Ce qui m’intéressait, c’était de dépasser assez rapidement l’opposition un peu évidente entre foi et désir. Cette barrière est franchie très vite dans le film, notamment avec l’aide du prêtre qui lui dit : « Agis selon ton cœur. » Il libère Joy de cette contradiction.
À partir de là, je voulais explorer une foi jusque-là très solitaire, presque refermée sur elle-même, qui trouve soudain un écho mystique dans une autre chair. Tout le travail autour du corps christique d’Andriy est né de cette volonté, réduire au maximum les contradictions, dans le regard de Joy, entre Jésus et l’amour — l’amour charnel, je précise.
Votre mise en scène est très sensorielle : silences, obscurité, corps, regards. Comment avez-vous travaillé cette atmosphère ?
Je suis scénariste par ailleurs et j’écris beaucoup de dialogues pour les autres. Lorsque je réalise, j’ai sans doute besoin de retrancher, de couper encore et encore. Je relis le scénario en me demandant ce qui peut disparaître. Pour ce film, cela avait particulièrement du sens. Je me nourris alors d’inspirations très variées : picturales, musicales, parfois cinématographiques. Pour Selon Joy, j’ai revu notamment des films d’Abel Ferrara et de Pasolini. Ils ont été, d’une certaine manière, les deux saints patrons du projet.
Personnellement j’ai perçu des influences d’un cinéma de l’est… polonais en particulier justement.
Oui, ce cinéma est très important pour moi. Lorsque je suis arrivée au Havre pour la première fois, j’ai immédiatement pensé à Varsovie. Il y avait quelque chose de profondément français et, en même temps, pas tout à fait français. Dans mes courts-métrages précédents, j’ai toujours cherché à tirer la réalité vers un monde en soi : les Pyrénées comme un western, Dubaï, un Paris nocturne et déréalisé.
Dans Selon Joy, le travail sonore a été déterminant. Alexandre Hecker, le monteur son, a réalisé un travail de design sonore absolument colossal, tout comme Rémi Boubal pour la musique.
Quand je parle de ces cinémas, je pense à cette manière de donner du temps aux mouvements, aux choses, sans justement chercher à le combler par du dialogue, ou à aller forcément rapidement.

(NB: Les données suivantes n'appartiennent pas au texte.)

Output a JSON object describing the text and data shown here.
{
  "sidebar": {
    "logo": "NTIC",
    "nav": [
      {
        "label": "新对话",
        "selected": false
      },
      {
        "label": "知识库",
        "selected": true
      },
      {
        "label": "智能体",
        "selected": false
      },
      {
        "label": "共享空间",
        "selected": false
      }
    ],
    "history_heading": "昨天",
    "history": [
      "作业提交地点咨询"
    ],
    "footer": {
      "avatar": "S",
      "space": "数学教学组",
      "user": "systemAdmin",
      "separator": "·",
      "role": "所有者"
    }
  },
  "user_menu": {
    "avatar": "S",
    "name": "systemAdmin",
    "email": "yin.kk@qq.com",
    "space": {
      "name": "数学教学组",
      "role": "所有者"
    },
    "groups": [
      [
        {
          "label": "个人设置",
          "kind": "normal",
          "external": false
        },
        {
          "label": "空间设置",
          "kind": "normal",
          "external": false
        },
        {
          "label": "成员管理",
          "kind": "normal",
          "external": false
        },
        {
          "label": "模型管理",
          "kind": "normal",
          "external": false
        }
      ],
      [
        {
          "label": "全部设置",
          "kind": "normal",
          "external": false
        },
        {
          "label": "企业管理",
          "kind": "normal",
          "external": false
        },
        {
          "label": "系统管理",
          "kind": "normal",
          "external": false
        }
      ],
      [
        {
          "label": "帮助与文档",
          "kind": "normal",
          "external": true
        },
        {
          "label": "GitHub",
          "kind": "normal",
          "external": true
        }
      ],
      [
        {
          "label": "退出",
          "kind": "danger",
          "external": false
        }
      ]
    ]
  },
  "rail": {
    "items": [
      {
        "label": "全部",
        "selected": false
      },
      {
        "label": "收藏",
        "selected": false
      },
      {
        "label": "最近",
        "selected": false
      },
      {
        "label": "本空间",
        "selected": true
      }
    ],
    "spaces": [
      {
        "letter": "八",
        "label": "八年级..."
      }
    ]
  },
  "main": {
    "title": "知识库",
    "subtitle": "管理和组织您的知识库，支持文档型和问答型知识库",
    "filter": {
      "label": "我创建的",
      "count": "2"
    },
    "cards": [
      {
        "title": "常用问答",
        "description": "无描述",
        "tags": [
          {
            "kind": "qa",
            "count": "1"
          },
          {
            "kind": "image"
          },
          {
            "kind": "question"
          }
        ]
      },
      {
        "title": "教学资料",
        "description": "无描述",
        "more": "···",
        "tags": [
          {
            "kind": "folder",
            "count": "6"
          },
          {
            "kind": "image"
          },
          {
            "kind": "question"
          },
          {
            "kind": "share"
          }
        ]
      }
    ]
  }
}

Je suis un peu en effet une résistante de la lenteur. Je vois dans mon travail de scénariste à quel point les narrations d’aujourd’hui sont rapides et au bout de cinq minutes, s’il n’y a pas un enjeu fort, une pince dramatique forte, on considère que c’est un mauvais film. Les films qui m’ont le plus marquée dès l’adolescence, ce sont des films dont je ne me souviens pas forcément de l’histoire, mais ce sont des images qui m’ont marquée, que ce soit Solaris ou Nostalghia de Tarkovsky. Ce sont des films qui m’accompagnent par des impressions. Moi, ce que j’aime au cinéma, c’est me souvenir de ça, c’est la raison pour laquelle je suis allée au cinéma. Je suis arrivée à la création cinématographique pour essayer de créer des impressions qui restent avec les spectateurs. Si le film réussit ça, c’est déjà gagné.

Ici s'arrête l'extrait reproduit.